Is Anne Frank Responsible for the Scourge of Moral Relativism?
This essay argues that she is (via FFF):
Since the 1960s, every single even slightly educated American schoolchild has read Anne Frank’s luminous diary. During the Anne Frank lessons, most teachers spend an inordinate amount of time reiterating Anne’s most famous words, written on July 15, 1944, exactly two years after she and her family went into hiding to escape the Nazis:
It’s a wonder I haven’t abandoned all my ideals, they seem so absurd and impractical. Yet I cling to them because I still believe, in spite of everything, that people are truly good at heart. It’s utterly impossible for me to build my life on a foundation of chaos, suffering and death. I see the world being slowly transformed into a wilderness, I hear the approaching thunder that, one day, will destroy us too, I feel the suffering of millions. And yet, when I look up at the sky, I somehow feel that everything will change for the better, that this cruelty too shall end, that peace and tranquility will return once more. [Emphasis mine.]
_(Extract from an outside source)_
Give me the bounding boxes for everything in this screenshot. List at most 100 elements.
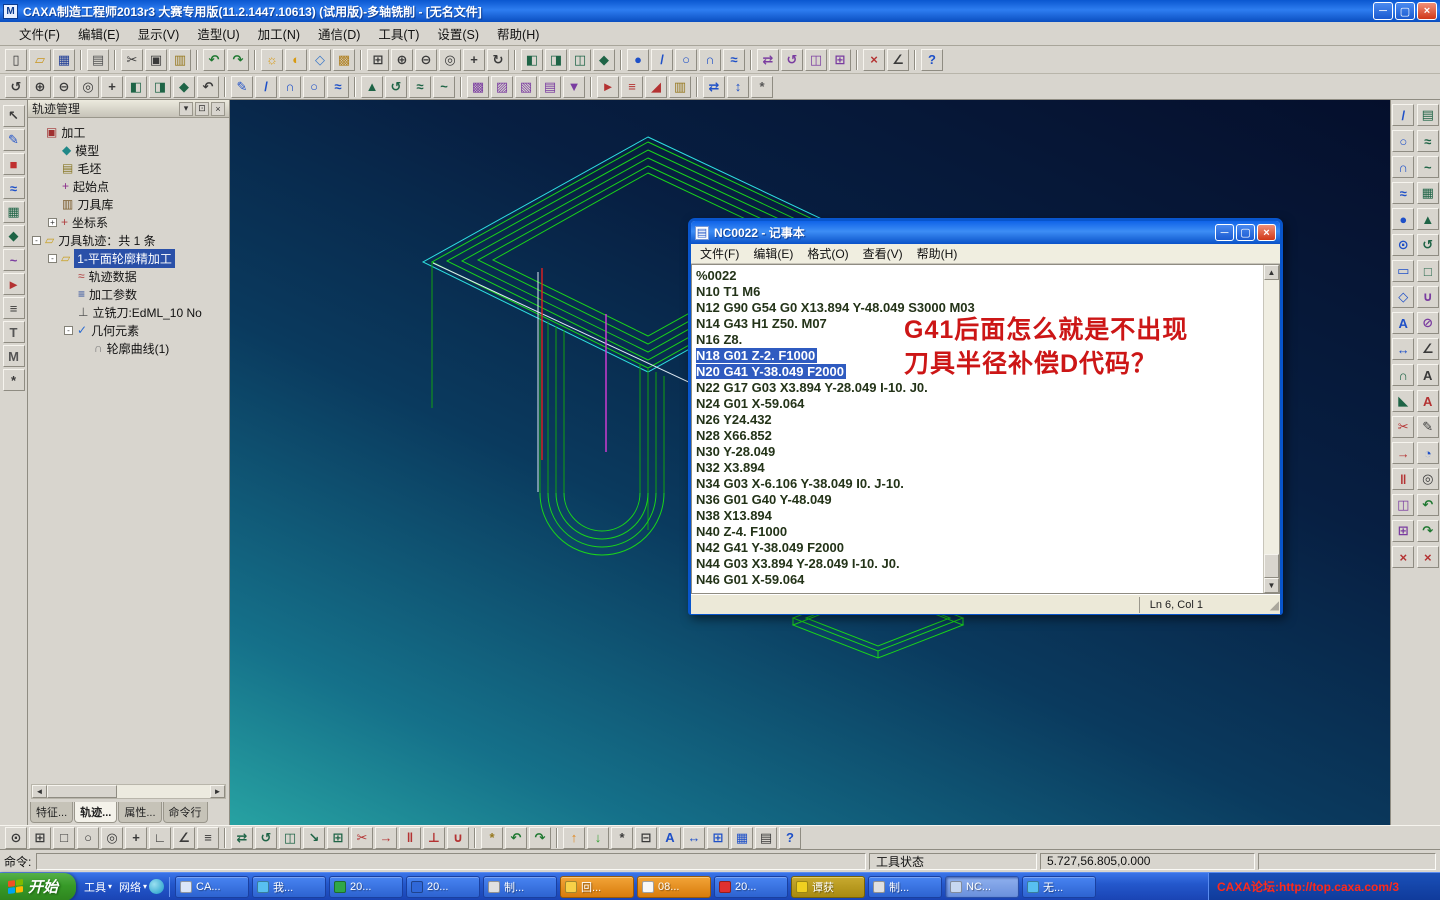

Thanks to those words, Americans accept that “people are truly good at heart.” This belief creates a syllogism, one that sees Americans claiming that it must be a lie when someone dares to claim that another group doesn’t meet certain moral absolutes. How can there be moral absolutes when all “people are truly good at heart”?
The problem with this post-1960s syllogism is that Anne Frank was completely and totally wrong.
Agreed. But don't blame it on Anne. Blame it on those who derived the wrong message from her diary. The brilliant author and critic Cynthia Ozick nailed it in 1997, I think, when she wrote this:
Her extraordinary diary, published in 1947 as "Anne Frank: The Diary of a Young Girl," which records the time Anne spent in hiding from the Nazis, is a self-aware work of youthful genius. But its reputation for uplift is nonsense. The diary has been bowdlerized, distorted, transmuted, reduced; it has been infantilized, Americanized, sentimentalized, falsified, kitschified, and, in fact, blatently denied. Among the falsifiers have been dramatists and directors, Anne's own father, Otto Frank, and the public, both readers and theatregoers, all over the world. The diary is not a song to life-- rather it reveals the easy destructibility of the human spirit; it is the vehicle that has accomplished mankind's almost universal obtuseness about the dark lessons of Auschwitz. The diary's keen lens is helplessly opaque to the diarist's explicit doom--and this opacity, replicated in young readers, has led to shamelessness. The sentimentalists say that the children of the world own Anne Frank, but is that right? One can look at the astonishingly embarrassing 20-year correspondence, published in 1995 under the title "Love, Otto," between Cara Wilson, a Californian born in 1944, and Otto Frank. Wilson's simplistic identification with Anne reduces the meaning of Anne's life and work. And Otto is complicit in this shallowly upbeat view of history. If Anne Frank has been made into an "icon," it is because of the Pulitzer Prize-winning play derived from the diary--a play that rapidly achieved worldwide popularity, and framed the legend even the newest generation has come to believe in.